Other factors such as HIV/AIDS and the socioeconomic upheaval associated with the collapse of communism in the 1990s fare somewhat better in explaining the between-country trends, but a single explanation is elusive. It is tempting to think that healthy knowledge and technologies may have spread more quickly within countries than between them, but this is purely speculative. What may account for the growing divergence in adult mortality between rich and poor countries and also among rich countries themselves is an open question.

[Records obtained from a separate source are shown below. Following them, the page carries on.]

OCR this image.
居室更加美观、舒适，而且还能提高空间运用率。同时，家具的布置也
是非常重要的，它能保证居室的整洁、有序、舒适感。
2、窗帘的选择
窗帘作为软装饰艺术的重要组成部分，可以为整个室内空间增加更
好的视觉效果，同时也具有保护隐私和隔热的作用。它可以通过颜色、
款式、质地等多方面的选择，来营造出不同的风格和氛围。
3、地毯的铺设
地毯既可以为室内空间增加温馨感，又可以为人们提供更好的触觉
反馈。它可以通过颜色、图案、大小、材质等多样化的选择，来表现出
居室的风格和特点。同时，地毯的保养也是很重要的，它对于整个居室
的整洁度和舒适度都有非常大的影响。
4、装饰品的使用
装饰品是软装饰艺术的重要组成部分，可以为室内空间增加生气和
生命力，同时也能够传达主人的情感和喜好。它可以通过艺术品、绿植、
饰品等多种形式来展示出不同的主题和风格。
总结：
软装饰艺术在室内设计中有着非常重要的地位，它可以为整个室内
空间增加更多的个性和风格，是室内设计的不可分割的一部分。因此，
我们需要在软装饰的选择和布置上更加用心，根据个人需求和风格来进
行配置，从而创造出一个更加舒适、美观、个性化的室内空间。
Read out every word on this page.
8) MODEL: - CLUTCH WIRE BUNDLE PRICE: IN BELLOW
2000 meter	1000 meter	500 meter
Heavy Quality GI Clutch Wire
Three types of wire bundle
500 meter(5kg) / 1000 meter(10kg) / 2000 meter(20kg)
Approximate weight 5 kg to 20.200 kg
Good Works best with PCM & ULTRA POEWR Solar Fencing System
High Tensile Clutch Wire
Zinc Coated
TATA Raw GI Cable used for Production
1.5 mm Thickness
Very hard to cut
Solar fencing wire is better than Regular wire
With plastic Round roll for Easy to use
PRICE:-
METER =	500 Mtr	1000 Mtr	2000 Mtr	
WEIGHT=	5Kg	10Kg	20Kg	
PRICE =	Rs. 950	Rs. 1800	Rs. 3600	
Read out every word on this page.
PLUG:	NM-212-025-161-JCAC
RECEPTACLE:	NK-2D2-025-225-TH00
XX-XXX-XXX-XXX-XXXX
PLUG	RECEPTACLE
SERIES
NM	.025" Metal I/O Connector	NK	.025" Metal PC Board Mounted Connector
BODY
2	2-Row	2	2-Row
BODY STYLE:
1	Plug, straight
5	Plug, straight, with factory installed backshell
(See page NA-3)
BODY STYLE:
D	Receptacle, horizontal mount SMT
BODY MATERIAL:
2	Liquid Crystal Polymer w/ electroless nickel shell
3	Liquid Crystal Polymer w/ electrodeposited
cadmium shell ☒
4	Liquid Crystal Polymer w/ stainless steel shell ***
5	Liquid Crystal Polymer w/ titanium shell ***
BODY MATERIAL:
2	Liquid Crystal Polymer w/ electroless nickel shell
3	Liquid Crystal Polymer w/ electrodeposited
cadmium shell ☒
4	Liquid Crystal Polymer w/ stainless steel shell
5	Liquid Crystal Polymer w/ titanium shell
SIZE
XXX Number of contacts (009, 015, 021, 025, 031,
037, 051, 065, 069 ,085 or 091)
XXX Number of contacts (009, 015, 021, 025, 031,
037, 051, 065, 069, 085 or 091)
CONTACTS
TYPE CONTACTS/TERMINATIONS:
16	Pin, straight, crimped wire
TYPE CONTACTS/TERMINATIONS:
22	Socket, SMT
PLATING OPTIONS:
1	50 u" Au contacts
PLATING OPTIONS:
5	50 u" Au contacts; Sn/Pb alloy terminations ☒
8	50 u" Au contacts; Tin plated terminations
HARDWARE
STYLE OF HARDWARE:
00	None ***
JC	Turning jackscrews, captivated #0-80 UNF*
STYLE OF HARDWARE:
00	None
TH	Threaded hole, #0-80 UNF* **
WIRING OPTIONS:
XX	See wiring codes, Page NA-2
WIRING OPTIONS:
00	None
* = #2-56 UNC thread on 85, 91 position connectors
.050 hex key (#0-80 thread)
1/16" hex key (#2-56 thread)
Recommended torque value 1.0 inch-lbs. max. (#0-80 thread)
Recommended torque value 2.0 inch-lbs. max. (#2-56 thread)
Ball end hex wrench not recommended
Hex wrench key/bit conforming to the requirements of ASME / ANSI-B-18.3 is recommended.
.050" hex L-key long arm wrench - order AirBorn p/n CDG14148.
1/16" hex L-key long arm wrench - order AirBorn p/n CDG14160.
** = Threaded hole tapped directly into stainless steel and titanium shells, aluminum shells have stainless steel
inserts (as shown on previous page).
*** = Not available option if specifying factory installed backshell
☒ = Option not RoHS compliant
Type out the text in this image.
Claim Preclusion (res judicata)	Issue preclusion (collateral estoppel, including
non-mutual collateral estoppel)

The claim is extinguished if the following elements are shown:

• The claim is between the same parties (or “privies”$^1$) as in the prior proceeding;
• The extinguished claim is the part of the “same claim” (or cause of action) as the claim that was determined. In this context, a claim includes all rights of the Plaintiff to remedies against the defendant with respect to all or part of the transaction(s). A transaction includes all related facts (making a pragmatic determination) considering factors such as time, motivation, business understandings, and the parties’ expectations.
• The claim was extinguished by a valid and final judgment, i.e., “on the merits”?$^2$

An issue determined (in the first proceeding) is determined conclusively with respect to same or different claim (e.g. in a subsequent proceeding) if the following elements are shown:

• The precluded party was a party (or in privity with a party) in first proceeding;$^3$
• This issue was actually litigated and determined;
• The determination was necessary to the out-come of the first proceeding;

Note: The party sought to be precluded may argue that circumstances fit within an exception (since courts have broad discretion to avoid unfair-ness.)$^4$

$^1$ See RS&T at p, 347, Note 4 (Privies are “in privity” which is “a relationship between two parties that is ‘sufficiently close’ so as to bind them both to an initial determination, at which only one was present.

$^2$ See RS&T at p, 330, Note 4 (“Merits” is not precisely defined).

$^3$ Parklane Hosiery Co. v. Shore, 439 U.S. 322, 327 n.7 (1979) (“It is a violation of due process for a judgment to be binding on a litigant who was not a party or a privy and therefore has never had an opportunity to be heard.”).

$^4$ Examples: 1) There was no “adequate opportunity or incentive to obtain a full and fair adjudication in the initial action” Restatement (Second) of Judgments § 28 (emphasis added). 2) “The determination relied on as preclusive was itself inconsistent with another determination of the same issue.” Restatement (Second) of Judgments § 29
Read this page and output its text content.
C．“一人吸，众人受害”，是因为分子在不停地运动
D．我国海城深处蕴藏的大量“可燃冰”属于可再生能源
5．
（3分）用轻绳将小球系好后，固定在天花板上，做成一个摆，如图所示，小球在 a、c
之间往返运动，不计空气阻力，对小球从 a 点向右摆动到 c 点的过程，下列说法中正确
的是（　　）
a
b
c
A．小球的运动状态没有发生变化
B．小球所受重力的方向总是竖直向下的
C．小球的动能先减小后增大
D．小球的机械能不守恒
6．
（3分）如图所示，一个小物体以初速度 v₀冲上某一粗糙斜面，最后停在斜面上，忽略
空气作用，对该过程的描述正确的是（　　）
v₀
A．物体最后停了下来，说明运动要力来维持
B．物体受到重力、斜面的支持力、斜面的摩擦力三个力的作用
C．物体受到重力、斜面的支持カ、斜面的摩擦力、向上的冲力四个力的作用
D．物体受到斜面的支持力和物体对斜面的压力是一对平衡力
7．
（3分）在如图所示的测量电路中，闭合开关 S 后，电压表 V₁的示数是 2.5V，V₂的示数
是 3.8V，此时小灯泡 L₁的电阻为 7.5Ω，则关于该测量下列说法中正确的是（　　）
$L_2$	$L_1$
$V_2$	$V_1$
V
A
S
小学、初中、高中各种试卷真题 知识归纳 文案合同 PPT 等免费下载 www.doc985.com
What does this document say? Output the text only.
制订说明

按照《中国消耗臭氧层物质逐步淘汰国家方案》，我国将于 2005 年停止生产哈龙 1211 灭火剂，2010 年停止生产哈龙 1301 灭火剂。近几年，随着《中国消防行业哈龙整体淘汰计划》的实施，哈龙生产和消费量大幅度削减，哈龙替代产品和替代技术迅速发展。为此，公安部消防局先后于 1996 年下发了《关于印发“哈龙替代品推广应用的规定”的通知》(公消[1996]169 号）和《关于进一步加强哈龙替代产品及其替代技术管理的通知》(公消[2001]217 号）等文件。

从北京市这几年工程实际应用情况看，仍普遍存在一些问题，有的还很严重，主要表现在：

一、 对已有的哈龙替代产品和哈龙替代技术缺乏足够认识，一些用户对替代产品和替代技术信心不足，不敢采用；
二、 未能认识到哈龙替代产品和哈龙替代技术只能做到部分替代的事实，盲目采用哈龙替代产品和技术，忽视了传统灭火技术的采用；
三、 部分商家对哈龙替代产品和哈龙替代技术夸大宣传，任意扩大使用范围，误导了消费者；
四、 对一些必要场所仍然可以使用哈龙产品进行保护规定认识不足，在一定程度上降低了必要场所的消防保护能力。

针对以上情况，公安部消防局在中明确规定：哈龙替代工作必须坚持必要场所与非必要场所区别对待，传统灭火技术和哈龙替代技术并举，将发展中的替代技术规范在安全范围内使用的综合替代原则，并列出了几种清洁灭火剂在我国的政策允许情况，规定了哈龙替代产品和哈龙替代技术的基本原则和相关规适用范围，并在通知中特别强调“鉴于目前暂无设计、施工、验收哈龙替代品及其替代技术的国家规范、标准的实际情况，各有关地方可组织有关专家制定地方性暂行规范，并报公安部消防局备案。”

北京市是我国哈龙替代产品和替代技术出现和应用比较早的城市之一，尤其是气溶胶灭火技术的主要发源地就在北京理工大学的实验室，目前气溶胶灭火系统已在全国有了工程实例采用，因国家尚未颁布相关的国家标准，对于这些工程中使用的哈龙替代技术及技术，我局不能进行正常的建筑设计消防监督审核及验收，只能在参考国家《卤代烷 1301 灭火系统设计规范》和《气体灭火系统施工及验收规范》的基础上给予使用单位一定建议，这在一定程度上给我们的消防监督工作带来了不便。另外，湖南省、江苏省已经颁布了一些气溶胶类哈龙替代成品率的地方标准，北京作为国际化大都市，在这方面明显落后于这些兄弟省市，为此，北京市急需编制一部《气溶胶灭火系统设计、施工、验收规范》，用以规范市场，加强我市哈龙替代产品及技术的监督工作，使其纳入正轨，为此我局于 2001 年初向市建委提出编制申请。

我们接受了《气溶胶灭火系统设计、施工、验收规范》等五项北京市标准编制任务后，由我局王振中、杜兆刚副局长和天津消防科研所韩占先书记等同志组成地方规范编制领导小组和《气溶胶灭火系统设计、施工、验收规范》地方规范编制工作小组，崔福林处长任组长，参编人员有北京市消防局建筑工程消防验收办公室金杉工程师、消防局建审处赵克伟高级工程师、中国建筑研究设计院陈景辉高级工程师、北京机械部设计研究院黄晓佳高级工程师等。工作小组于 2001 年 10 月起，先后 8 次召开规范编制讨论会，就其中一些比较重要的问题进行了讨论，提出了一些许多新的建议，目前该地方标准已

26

What seems clear is that mortality convergence has been much stronger at one end of the age spectrum than the other, and that new energies may need to be focused on distributing gains internationally.
Bell, Felicitie C and Michael L Miller (2005), “Life Tables for the US Social Security Area, 1900-2100”, Actuarial Study No.120, Office of the Chief Actuary, Social Security Administration.
Edwards, Ryan D (2008), “The Cost of Uncertain Life Span”, Unpublished manuscript, March.
Edwards, Ryan D (2010), “Trends in World Inequality in Life Span Since 1970”, NBER Working Paper 16088.
Edwards, Ryan D and Shripad Tuljapurkar (2005), “Inequality in Life Spans and a New Perspective on Mortality Convergence Across Industrialized Countries”, Population and Development Review, 31(4):645-675.
Goldstein, Joshua R and Ken W Wachter (2006), “Relationships between Period and Cohort Life Expectancy: Gaps and Lags”, Population Studies 60(3):257-269.
Moser, Kath, Vladimir Shkolnikov, and David A Leon (2005), “World mortality 1950–2000: divergence replaces convergence from the late 1980s”, Bulletin of the World Health Organization, 83(3):202-209.
Ram, Rati (2006), “State of the “Life Span Revolution” between 1980 and 2000”, Journal of Development Economics 80(2):518–526.
Sala-i-Martin, Xavier (2006), “The World Distribution of Income: Falling Poverty and ... Convergence, Period”, Quarterly Journal of Economics, 121(2):351-397.
White, Kevin M (2002), “Longevity Advances in High-Income Countries”, Population and Development Review, 28(1):59-76.
Wilson, Chris (2001), “On the Scale of Global Demographic Convergence 1950-2000”, Population and Development Review, 27(1):155-171.
1 There is a difference between period and cohort life expectancies, but the two tend to track one another (Goldstein and Wachter 2006).
2 There is ex ante uncertainty about length of life that surely varies systematically with known characteristics, age and sex being the most obvious. Thus uncertainty and inequality are not the same here. But it is not altogether clear how to decompose the ex post realization of length of life in a population into components that represent uncertainty versus inequality. Instead I refer to the spread in the distribution of length of life based on a life table interchangeably as either uncertainty or inequality.